Robert Adam, director of ADAM Architecture, says the shift away from commuting five days a week is already having a marked effect on residential design. “People say that to work from home all you need is a spare room, a computer and a plug. But as this trend increases, people want more separation. We’re now putting more studios above garages as more people are asking for an office space with a separate entrance to the family home.”

He believes local services will need to adapt as home increasingly becomes a place of work as well as one of leisure: “I think we’ll see the demand for coffee shops in local communities rise. Possibly even for auxiliary services like secretarial or printing shops. We are working on a masterplan for a residential development in Princes Risborough in Buckinghamshire and we are proposing a local hub, some sort of serviced facility where people can go to work.”

Adam believes design that takes account of these changes will be more attractive to buyers: “The people buying the houses that are being designed now will be working from home quite considerably. I think a serviced facility of some sort could give residential developments of the future a real edge. It offers people something they want. Plus it’s good for local communities, family life and the environment as it cuts down on travel.”

He says architects and developers ignore this growing trend at their own risk: “Society is changing and anyone, particularly architects, who thinks they are setting trends is in cloud cuckoo land. We service major changes to society, we don’t make them. And if you miss them, then you miss out.”

Tony Dowse, chairman of Environ Communities, a developer in the south of England, agrees. He has already radically updated his firm’s approach to residential design to respond to the rise of the home worker: “Every single house we’re designing now has a home office or, if it’s not big enough, space to create a work area,” he says. “We can use sliding doors and moveable walls to make sure these spaces are proper work areas.”

Demand is on the up, he says, and in larger house developments he too is seeing a rise in requests for self-contained offices, usually above garages, with their own entrance points. “I don’t think a lot of developers are focusing enough on the fact that people are not commuting into the office five days a week any more. If you have two similar house types on the market and one has an office or work suite, that will be the clincher.”

Craig Casci, director of Grid Architects, is working on a residential development in Harrow, north London, where the integration between home and working life is even more pronounced.

Honeypot Lane (or Stanmore Place as it is officially known) has been designed with young start-up professionals in mind and has everything they might need to work from home. The £31m scheme includes more than 700 mainly one- or two-bedroom bed flats on the same development as a block of living-room-sized office units complete with IT support and business advice. Casci says this gives residents a clear path to grow their business, the third phase of which is the opportunity to move into a self-contained office with moveable walls.

“This development gives people the chance to start small and then move into bigger spaces when appropriate without having to go further than over the road,” he says.

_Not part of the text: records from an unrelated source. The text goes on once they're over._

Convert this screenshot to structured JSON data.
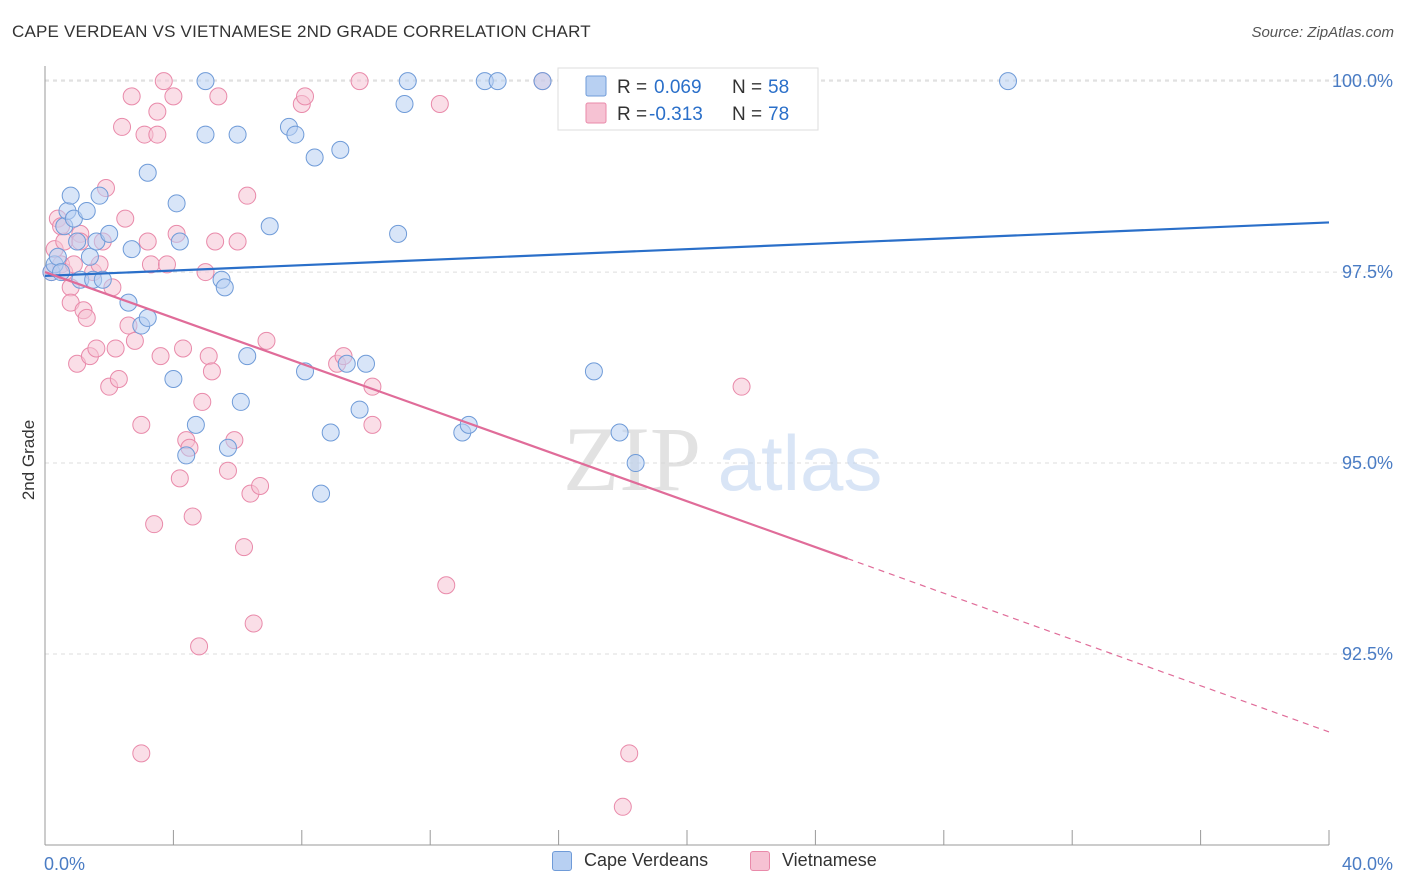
{
  "title": "CAPE VERDEAN VS VIETNAMESE 2ND GRADE CORRELATION CHART",
  "source": "Source: ZipAtlas.com",
  "watermark": {
    "zip": "ZIP",
    "atlas": "atlas"
  },
  "colors": {
    "blue_fill": "#b8d0f2",
    "blue_stroke": "#6f9bd8",
    "blue_line": "#2a6fc9",
    "pink_fill": "#f6c2d3",
    "pink_stroke": "#e98aaa",
    "pink_line": "#e06c99",
    "tick_label": "#4a7cc4",
    "grid": "#dddddd"
  },
  "stats_legend": [
    {
      "r_label": "R =",
      "r_value": "0.069",
      "n_label": "N =",
      "n_value": "58",
      "series": "blue"
    },
    {
      "r_label": "R =",
      "r_value": "-0.313",
      "n_label": "N =",
      "n_value": "78",
      "series": "pink"
    }
  ],
  "bottom_legend": [
    {
      "label": "Cape Verdeans",
      "series": "blue"
    },
    {
      "label": "Vietnamese",
      "series": "pink"
    }
  ],
  "chart_data": {
    "type": "scatter",
    "title": "CAPE VERDEAN VS VIETNAMESE 2ND GRADE CORRELATION CHART",
    "xlabel": "",
    "ylabel": "2nd Grade",
    "xlim": [
      0,
      40
    ],
    "ylim": [
      90.0,
      100.25
    ],
    "x_tick_labels": [
      "0.0%",
      "40.0%"
    ],
    "y_ticks": [
      92.5,
      95.0,
      97.5,
      100.0
    ],
    "y_tick_labels": [
      "92.5%",
      "95.0%",
      "97.5%",
      "100.0%"
    ],
    "grid": "horizontal dashed",
    "series": [
      {
        "name": "Cape Verdeans",
        "color": "blue",
        "points": [
          [
            0.2,
            97.5
          ],
          [
            0.3,
            97.6
          ],
          [
            0.4,
            97.7
          ],
          [
            0.5,
            97.5
          ],
          [
            0.6,
            98.1
          ],
          [
            0.7,
            98.3
          ],
          [
            0.9,
            98.2
          ],
          [
            0.8,
            98.5
          ],
          [
            1.0,
            97.9
          ],
          [
            1.1,
            97.4
          ],
          [
            1.3,
            98.3
          ],
          [
            1.4,
            97.7
          ],
          [
            1.5,
            97.4
          ],
          [
            1.6,
            97.9
          ],
          [
            1.7,
            98.5
          ],
          [
            1.8,
            97.4
          ],
          [
            2.0,
            98.0
          ],
          [
            2.7,
            97.8
          ],
          [
            2.6,
            97.1
          ],
          [
            3.0,
            96.8
          ],
          [
            3.2,
            96.9
          ],
          [
            3.2,
            98.8
          ],
          [
            4.0,
            96.1
          ],
          [
            4.4,
            95.1
          ],
          [
            4.7,
            95.5
          ],
          [
            4.2,
            97.9
          ],
          [
            4.1,
            98.4
          ],
          [
            5.0,
            99.3
          ],
          [
            5.0,
            100.0
          ],
          [
            6.0,
            99.3
          ],
          [
            5.5,
            97.4
          ],
          [
            5.6,
            97.3
          ],
          [
            5.7,
            95.2
          ],
          [
            6.1,
            95.8
          ],
          [
            6.3,
            96.4
          ],
          [
            7.0,
            98.1
          ],
          [
            7.6,
            99.4
          ],
          [
            7.8,
            99.3
          ],
          [
            8.1,
            96.2
          ],
          [
            8.6,
            94.6
          ],
          [
            8.4,
            99.0
          ],
          [
            8.9,
            95.4
          ],
          [
            9.2,
            99.1
          ],
          [
            9.4,
            96.3
          ],
          [
            9.8,
            95.7
          ],
          [
            10.0,
            96.3
          ],
          [
            11.0,
            98.0
          ],
          [
            11.3,
            100.0
          ],
          [
            11.2,
            99.7
          ],
          [
            13.0,
            95.4
          ],
          [
            13.2,
            95.5
          ],
          [
            13.7,
            100.0
          ],
          [
            14.1,
            100.0
          ],
          [
            15.5,
            100.0
          ],
          [
            17.1,
            96.2
          ],
          [
            17.9,
            95.4
          ],
          [
            18.4,
            95.0
          ],
          [
            30.0,
            100.0
          ]
        ],
        "trend": {
          "x": [
            0,
            40
          ],
          "y": [
            97.45,
            98.15
          ]
        }
      },
      {
        "name": "Vietnamese",
        "color": "pink",
        "points": [
          [
            0.2,
            97.5
          ],
          [
            0.3,
            97.8
          ],
          [
            0.4,
            98.2
          ],
          [
            0.5,
            97.6
          ],
          [
            0.6,
            97.9
          ],
          [
            0.6,
            97.5
          ],
          [
            0.8,
            97.3
          ],
          [
            0.8,
            97.1
          ],
          [
            0.9,
            97.6
          ],
          [
            1.0,
            96.3
          ],
          [
            1.1,
            98.0
          ],
          [
            1.2,
            97.0
          ],
          [
            1.3,
            96.9
          ],
          [
            1.4,
            96.4
          ],
          [
            1.5,
            97.5
          ],
          [
            1.6,
            96.5
          ],
          [
            1.7,
            97.6
          ],
          [
            1.8,
            97.9
          ],
          [
            1.9,
            98.6
          ],
          [
            2.0,
            96.0
          ],
          [
            2.1,
            97.3
          ],
          [
            2.2,
            96.5
          ],
          [
            2.4,
            99.4
          ],
          [
            2.5,
            98.2
          ],
          [
            2.6,
            96.8
          ],
          [
            2.7,
            99.8
          ],
          [
            2.8,
            96.6
          ],
          [
            3.0,
            95.5
          ],
          [
            3.0,
            91.2
          ],
          [
            3.1,
            99.3
          ],
          [
            3.2,
            97.9
          ],
          [
            3.3,
            97.6
          ],
          [
            3.5,
            99.3
          ],
          [
            3.5,
            99.6
          ],
          [
            3.6,
            96.4
          ],
          [
            3.7,
            100.0
          ],
          [
            3.8,
            97.6
          ],
          [
            4.0,
            99.8
          ],
          [
            4.1,
            98.0
          ],
          [
            4.2,
            94.8
          ],
          [
            4.3,
            96.5
          ],
          [
            4.4,
            95.3
          ],
          [
            4.5,
            95.2
          ],
          [
            4.6,
            94.3
          ],
          [
            4.8,
            92.6
          ],
          [
            4.9,
            95.8
          ],
          [
            5.0,
            97.5
          ],
          [
            5.1,
            96.4
          ],
          [
            5.2,
            96.2
          ],
          [
            5.3,
            97.9
          ],
          [
            5.4,
            99.8
          ],
          [
            5.7,
            94.9
          ],
          [
            5.9,
            95.3
          ],
          [
            6.0,
            97.9
          ],
          [
            6.2,
            93.9
          ],
          [
            6.3,
            98.5
          ],
          [
            6.4,
            94.6
          ],
          [
            6.5,
            92.9
          ],
          [
            6.7,
            94.7
          ],
          [
            6.9,
            96.6
          ],
          [
            8.0,
            99.7
          ],
          [
            8.1,
            99.8
          ],
          [
            9.1,
            96.3
          ],
          [
            9.3,
            96.4
          ],
          [
            9.8,
            100.0
          ],
          [
            10.2,
            95.5
          ],
          [
            10.2,
            96.0
          ],
          [
            12.3,
            99.7
          ],
          [
            12.5,
            93.4
          ],
          [
            15.5,
            100.0
          ],
          [
            16.9,
            100.0
          ],
          [
            18.0,
            90.5
          ],
          [
            18.2,
            91.2
          ],
          [
            21.7,
            96.0
          ],
          [
            0.5,
            98.1
          ],
          [
            1.1,
            97.9
          ],
          [
            2.3,
            96.1
          ],
          [
            3.4,
            94.2
          ]
        ],
        "trend": {
          "x": [
            0,
            25.0
          ],
          "y": [
            97.5,
            93.75
          ]
        },
        "trend_extension": {
          "x": [
            25.0,
            40
          ],
          "y": [
            93.75,
            91.48
          ]
        }
      }
    ]
  }
}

Complete residential developments such as Honeypot Lane, tailored to home working rather than a commute to an office, could become one element in a whole new order dedicated to giving people as much flexibility as possible in their working week.

Most industry professionals agree that the new order will still include offices and commercial spaces, but the most successful will have maximum flexibility built in. One thing for sure, though, is that changes need to be made.

As Casci points out: “The sub-25-year-olds will work anywhere and everywhere, are always on some form of instant messaging system and yet are highly productive as a result. It’s the most amazing paradox. It may be new to us. We may not be able to understand how they can keep up with so many distractions, but they do and this is how the world of work, and so the design of offices and homes, will adapt. The industry’s biggest mistake would be to ignore this phenomenon.”